She was white to the lips, and a new horror stared at him from her great dark eyes; her lovely bosom rose and fell in tumult. Yet still she sought to reason with him.

“They are not Jews—not one of them. Why, Perez is himself in holy orders. All of them are Christians, and...”

“Newly-baptized!” he broke in, sneering viciously. “A defilement of that holy sacrament to gain them worldly advantages. That is revealed by what passed here just now. Jews they were born, the sons of Jews, and Jews they remain under their cloak of mock Christianity, to be damned as Jews in the end.” He was panting now with fiery indignation; a holy zeal inflamed this profligate defiler. “God forgive me that ever I entered here. Yet I do believe that it was His will that I should come to overhear what is being plotted. Let me depart from hence.”

With a passionate gesture of abhorrence he swung towards the door. Her clutch upon his arm arrested him.

“Whither do you go?” she asked him sharply. He looked now into her eyes, and of all that they contained he saw only fear; he saw nothing of the hatred into which her love had been transmuted in that moment by his unsparing insults to herself, her race and her home, by the purpose which she clearly read in him.

“Whither?” he echoed, and sought to shake her off.

“Whither my Christian duty bids me.”

It was enough for her. Before he could prevent or suspect her purpose, she had snatched the heavy Toledo blade from his girdle, and armed with it stood between the door and him.
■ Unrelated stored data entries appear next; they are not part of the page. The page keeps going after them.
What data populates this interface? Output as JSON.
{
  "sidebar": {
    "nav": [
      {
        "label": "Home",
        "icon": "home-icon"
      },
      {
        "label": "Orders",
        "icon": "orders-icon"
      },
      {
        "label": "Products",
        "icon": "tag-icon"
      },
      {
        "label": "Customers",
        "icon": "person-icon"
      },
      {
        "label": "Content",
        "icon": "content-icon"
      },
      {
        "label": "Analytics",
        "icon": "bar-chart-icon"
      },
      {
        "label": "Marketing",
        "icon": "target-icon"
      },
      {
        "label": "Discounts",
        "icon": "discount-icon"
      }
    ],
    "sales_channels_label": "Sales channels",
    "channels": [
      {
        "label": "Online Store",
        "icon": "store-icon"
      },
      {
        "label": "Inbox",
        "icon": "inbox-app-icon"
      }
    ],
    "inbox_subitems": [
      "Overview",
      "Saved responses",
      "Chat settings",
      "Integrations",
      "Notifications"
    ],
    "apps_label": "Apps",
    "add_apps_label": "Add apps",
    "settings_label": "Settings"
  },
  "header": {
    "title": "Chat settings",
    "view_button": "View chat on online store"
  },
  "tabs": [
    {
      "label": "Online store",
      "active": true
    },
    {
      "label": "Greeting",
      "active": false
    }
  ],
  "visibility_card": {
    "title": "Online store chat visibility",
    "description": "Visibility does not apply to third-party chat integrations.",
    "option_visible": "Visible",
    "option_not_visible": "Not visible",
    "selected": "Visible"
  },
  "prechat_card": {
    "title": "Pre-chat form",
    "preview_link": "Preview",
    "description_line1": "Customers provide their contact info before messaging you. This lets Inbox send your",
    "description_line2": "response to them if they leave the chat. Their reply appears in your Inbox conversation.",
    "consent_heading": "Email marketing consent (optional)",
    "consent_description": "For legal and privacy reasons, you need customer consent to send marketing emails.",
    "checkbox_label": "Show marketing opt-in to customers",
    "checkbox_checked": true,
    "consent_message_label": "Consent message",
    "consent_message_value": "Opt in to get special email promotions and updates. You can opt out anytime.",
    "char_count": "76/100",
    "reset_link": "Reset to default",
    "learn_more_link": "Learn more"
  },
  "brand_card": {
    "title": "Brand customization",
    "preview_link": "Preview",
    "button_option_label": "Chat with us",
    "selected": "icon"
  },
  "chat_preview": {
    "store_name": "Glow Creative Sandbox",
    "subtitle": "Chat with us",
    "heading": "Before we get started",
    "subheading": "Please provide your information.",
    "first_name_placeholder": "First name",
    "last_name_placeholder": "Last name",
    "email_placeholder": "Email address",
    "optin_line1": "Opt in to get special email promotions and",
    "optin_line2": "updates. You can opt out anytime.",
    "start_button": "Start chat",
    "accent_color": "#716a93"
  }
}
“A moment, Don Rodrigo. Do not attempt to advance, or, as Heaven watches us, I strike, and it maybe that I shall kill you. We must talk awhile before you go.”

Amazed, chapfallen, half-palsied, he stood before her, his fine religious zeal wiped out by fear of that knife in her weak woman’s hand. Rapidly to-night was she coming into real knowledge of this Castilian gentleman, whom with pride she had taken for her lover. It was a knowledge that was to sear her presently with self-loathing and self-contempt. But for the moment her only consideration was that, as a direct result of her own wantonness, her father stood in mortal peril. If he should perish through the deletion of this creature, she would account herself his slayer.